Let's say you wanted to query across them all and look at all the Twitter user handles to see who had tweeted about "covid19" and how many times they had done that. That is likely to be a lot of unique user accounts so to page through them all you'd need to break the task into multiple requests. If you didn't care about the sort order you could simply page through them alphabetically using the composite aggregation with the after parameter (rather than the terms aggregation). Each of the shards can independently agree that a comes before b in the alphabet so they can agree without coordination which are the next set of accounts to return for consideration.
However, if you wanted to look at a list of the first people to tweet about covid19 the task is much harder because you'd want to sort the account IDs by ascending min date.

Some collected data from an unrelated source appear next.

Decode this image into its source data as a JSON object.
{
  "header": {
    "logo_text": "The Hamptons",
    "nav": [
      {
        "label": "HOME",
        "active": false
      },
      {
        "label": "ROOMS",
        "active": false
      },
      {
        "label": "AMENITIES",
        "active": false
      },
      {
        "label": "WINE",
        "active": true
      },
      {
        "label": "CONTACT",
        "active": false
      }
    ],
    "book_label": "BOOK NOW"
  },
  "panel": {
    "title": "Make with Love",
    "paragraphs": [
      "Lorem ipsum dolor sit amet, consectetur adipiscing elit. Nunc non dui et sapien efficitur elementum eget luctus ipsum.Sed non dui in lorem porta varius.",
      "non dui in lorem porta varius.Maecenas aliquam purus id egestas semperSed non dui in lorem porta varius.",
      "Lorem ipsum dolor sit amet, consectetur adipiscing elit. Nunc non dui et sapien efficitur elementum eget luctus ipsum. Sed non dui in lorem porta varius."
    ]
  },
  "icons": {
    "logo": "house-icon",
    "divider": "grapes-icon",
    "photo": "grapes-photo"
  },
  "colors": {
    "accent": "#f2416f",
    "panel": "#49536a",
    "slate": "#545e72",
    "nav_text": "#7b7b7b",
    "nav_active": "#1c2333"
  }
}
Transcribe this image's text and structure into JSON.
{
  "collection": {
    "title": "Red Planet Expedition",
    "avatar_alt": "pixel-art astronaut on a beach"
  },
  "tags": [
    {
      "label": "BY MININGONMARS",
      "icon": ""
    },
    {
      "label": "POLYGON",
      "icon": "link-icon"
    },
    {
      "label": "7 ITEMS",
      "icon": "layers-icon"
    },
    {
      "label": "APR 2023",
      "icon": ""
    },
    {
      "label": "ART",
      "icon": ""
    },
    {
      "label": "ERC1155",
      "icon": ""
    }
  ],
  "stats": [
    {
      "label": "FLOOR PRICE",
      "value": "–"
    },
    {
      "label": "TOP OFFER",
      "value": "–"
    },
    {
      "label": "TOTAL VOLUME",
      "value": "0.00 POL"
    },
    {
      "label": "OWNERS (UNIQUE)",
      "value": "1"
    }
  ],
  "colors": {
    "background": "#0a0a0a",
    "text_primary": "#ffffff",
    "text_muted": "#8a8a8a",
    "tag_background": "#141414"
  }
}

In a distributed store this is very hard without streaming a lot of data between nodes - unlike an alphabetic sort order the data nodes have no idea if @DrFauci or @JoeShmoe should be the next candidate to be returned - they don't know for sure who tweeted first about covid 19. What we can do to make the computation simpler is make each request focus on a small subset (aka "partition") of all the millions of unique terms and sort just those by first-tweet-date. If the partitions and size of results returned are sufficiently small the sorted results from each shard for a request can be fused in a way which should be accurate.
This kind of distributed analytics is made complex in the same way the old fox, chicken and grain transportation problem is made hard by the constraint of a small boat.

I appreciate there's a lot of complex choices here so I developed a wizard you can run to walk through the options and make a choice.

2 Likes

Thanks for the detailed response.
As I mentioned in the question, I can not consider the composite aggregation option yet because we are using ES 5.6 and upgrade is not possible in a near future.

btw, that's a cool tool 'wizard'! but it also is suggesting composite aggregation for my use case.